The clearly visible green phytoplankton bloom during the 2018 Kilauea eruption.

The plainly visible green phytoplankton flower throughout the 2018 Kilauea eruption.
Image: USGS Coastguard

Volcanic eruptions are normally associated with death and destruction, but the recent eruptions on Hawaii’s Big Island led to an unforeseen biological boom– a massive plume of algae extending for hundreds of miles into the Pacific Ocean.

From May to August 2018, a continuous eruption at Hawaii’s Kilauea Volcano resulted in the putting of countless cubic meters of molten lava into the North Pacific Ocean. The eruption created chaos for regional citizens, who stressed over hazardous gas plumes saturated with hydrochloric acid and glass particles. But the sluggish and tiresome effusive eruptions at Kilauea led to something rather unforeseen: a large blossom of surface-dwelling, photosynthetic microbes called phytoplankton.

New research study published this week in the journal Science explains this blossom and how the copious quantities of molten lava, at temperatures reaching 1,170 degrees Celsius (2,140 degrees Fahrenheit), activated its unanticipated appearance.

The research study, co-led by Sam Wilson from the University of Hawaii (UH) at Manoa and Nick Hawco from the University of Southern California (USC), improves our understanding of phytoplankton flowers and the conditions under which they form (extremely essential given the sudden rise in algae blossoms!), while showcasing a previously unknown mechanism responsible for sustaining phytoplankton growth.

A mere three days after the Kilauea eruptions began, researchers spotted the phytoplankton flower in satellite photos in the kind of a big green blob of chlorophyll– a light-harvesting pigment utilized by phytoplankton to bring out photosynthesis. Scientists from the UH Manoa Center for Microbial Oceanography: Research and Education (C-MORE) sprang to action, chartering the research study vessel Ka’imikai- O-Kanaloa and cruising out to the website to analyze the blossom and study its effects in real time. It was an unmatched opportunity to study a nutrient-poor marine community and examine its reaction to a sudden and huge inflow of molten lava.

Steam produced by molten lava pouring into the North Pacific Ocean.
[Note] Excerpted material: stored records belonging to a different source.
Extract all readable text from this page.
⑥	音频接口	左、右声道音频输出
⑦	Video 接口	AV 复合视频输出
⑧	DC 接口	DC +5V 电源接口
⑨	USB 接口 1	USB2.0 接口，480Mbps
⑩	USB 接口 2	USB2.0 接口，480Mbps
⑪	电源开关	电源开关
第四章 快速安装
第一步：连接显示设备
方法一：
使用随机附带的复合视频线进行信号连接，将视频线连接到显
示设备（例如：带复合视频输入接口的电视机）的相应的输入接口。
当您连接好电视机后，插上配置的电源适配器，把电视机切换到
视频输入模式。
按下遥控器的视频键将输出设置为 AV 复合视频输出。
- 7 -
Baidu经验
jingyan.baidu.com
Steam produced by molten lava putting into the North Pacific Ocean.
Image: Scott Rowland, UH

From July 13 to 17, 2018, while Kilauea was still in the throes of its extended tantrum, the scientists measured water chemistry and biological activity in the locations near where the lava was putting into the ocean. Back at the lab, the group, with help from USC scientists, learned that the process was considerably more nuanced than just the introduction of warm water and molten lava.

As their lab experiments showed, an essential part of the process included high concentrations of nitrate. Trouble is, basaltic lava is basically devoid of nitrogen– a natural fertilizer of both terrestrial and marine plant life.
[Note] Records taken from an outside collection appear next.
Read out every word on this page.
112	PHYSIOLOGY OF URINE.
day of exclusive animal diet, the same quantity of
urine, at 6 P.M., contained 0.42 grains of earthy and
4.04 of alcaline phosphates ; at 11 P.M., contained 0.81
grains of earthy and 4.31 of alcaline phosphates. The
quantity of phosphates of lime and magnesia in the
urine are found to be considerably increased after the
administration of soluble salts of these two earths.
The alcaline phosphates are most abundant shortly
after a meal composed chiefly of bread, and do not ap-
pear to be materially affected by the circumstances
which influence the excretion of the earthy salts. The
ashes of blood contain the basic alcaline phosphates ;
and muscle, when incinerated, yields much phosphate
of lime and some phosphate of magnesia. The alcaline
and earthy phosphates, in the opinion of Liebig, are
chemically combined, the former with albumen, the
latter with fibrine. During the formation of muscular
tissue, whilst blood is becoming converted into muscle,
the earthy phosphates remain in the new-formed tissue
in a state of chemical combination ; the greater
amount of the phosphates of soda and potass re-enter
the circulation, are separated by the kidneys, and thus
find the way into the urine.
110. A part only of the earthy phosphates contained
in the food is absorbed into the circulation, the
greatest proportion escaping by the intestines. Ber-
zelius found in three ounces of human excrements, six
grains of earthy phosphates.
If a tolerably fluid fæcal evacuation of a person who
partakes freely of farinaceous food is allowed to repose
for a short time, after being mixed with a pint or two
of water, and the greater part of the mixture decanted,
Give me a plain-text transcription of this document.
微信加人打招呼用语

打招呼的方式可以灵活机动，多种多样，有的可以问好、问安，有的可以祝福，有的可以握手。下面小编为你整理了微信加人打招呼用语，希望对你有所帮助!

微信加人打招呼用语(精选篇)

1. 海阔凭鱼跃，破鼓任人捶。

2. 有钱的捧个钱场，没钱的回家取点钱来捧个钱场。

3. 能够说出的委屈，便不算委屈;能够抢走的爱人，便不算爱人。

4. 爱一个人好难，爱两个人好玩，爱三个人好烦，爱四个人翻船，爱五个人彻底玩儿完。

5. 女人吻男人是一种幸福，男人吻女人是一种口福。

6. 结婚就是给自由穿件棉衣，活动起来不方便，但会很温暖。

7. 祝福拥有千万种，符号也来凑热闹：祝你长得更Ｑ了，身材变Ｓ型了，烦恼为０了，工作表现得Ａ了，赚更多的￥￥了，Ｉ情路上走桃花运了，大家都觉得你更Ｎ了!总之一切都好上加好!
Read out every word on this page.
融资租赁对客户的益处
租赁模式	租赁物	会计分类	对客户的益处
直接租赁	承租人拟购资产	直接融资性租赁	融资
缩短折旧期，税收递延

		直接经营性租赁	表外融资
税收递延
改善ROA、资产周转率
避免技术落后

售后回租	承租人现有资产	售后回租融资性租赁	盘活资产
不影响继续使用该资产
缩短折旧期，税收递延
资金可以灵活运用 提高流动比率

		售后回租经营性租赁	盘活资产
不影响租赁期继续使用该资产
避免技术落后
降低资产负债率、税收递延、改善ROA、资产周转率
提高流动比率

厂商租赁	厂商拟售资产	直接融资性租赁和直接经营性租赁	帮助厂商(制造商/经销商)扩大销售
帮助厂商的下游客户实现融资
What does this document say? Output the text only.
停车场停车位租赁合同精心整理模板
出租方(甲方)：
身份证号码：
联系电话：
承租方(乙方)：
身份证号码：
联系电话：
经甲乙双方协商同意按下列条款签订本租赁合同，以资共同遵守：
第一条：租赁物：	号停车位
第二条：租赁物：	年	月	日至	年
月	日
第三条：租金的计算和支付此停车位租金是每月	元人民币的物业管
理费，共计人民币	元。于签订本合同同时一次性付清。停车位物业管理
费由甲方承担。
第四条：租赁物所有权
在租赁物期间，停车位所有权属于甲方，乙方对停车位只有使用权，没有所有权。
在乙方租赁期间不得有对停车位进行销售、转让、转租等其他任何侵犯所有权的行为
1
” There was no reason for us to expect that an algae blossom like this would happen,” Seth John, a co-author of the study and a geologist at USC Dornsife, stated in a USC news release “Lava does not include any nitrate.”

Instead, the hot lava churned the environment near the seafloor, requiring nutrient-rich waters to the surface area. The phytoplankton living on top, sunlit ocean layer were suddenly gifted a genuine Jacobean Banquet of nutrients, resulting in a feeding frenzy that led to the algae’s dramatic development.

” We hypothesize that the high nitrate was triggered by buoyant plumes of nutrient-rich deep waters produced by the significant input of lava into the ocean,” the study authors composed.

Indeed, the extensive green plume was unexpectedly packed with the essential ingredients for algae development, specifically high levels of nitrate, silicic acid, iron, and phosphate. Remarkably, this exact same type of upwelling of nutrients from deep waters happens naturally along the California coast as an effect of strong ocean currents, rather than the effects of scorching hot molten lava.

Steam produced by molten lava pouring into the North Pacific Ocean.

Steam produced by molten lava pouring into the North Pacific Ocean.
Image: Ryan Tabata, UH

The finding “enhances our understanding of lava-seawater interactions within the much broader context of land-ocean connections,” stated Wilson in a UH news release

3 weeks after the eruptions started, the blooms, rather incredibly, extended outward for almost a hundred miles off the Hawaiian coast. In the months that followed, the plume grew further still. The plume continued to remain as the eruptions continued, but it rapidly disappeared when the lava stopped streaming into the ocean. For the phytoplankton, the party was suddenly over.

An ocean fertilization occasion of this nature has never been recorded before, but it’s possible this process has taken place in other places, both in Hawaii and other volcanically active areas. Talking to the New York Times, Harriet Alexander from the Woods Hole Oceanographic Institution, who’s not affiliated with the new research study, stated volcanoes “could be a quite important chauffeur of phytoplankton ecology in the broader ocean.”

Looking ahead, the researchers would like to examine the swimming pools of water that now appear along the bottom of the volcano’s crater flooring. There’s still lots to learn about volcanoes’ unexpected ability to foster life.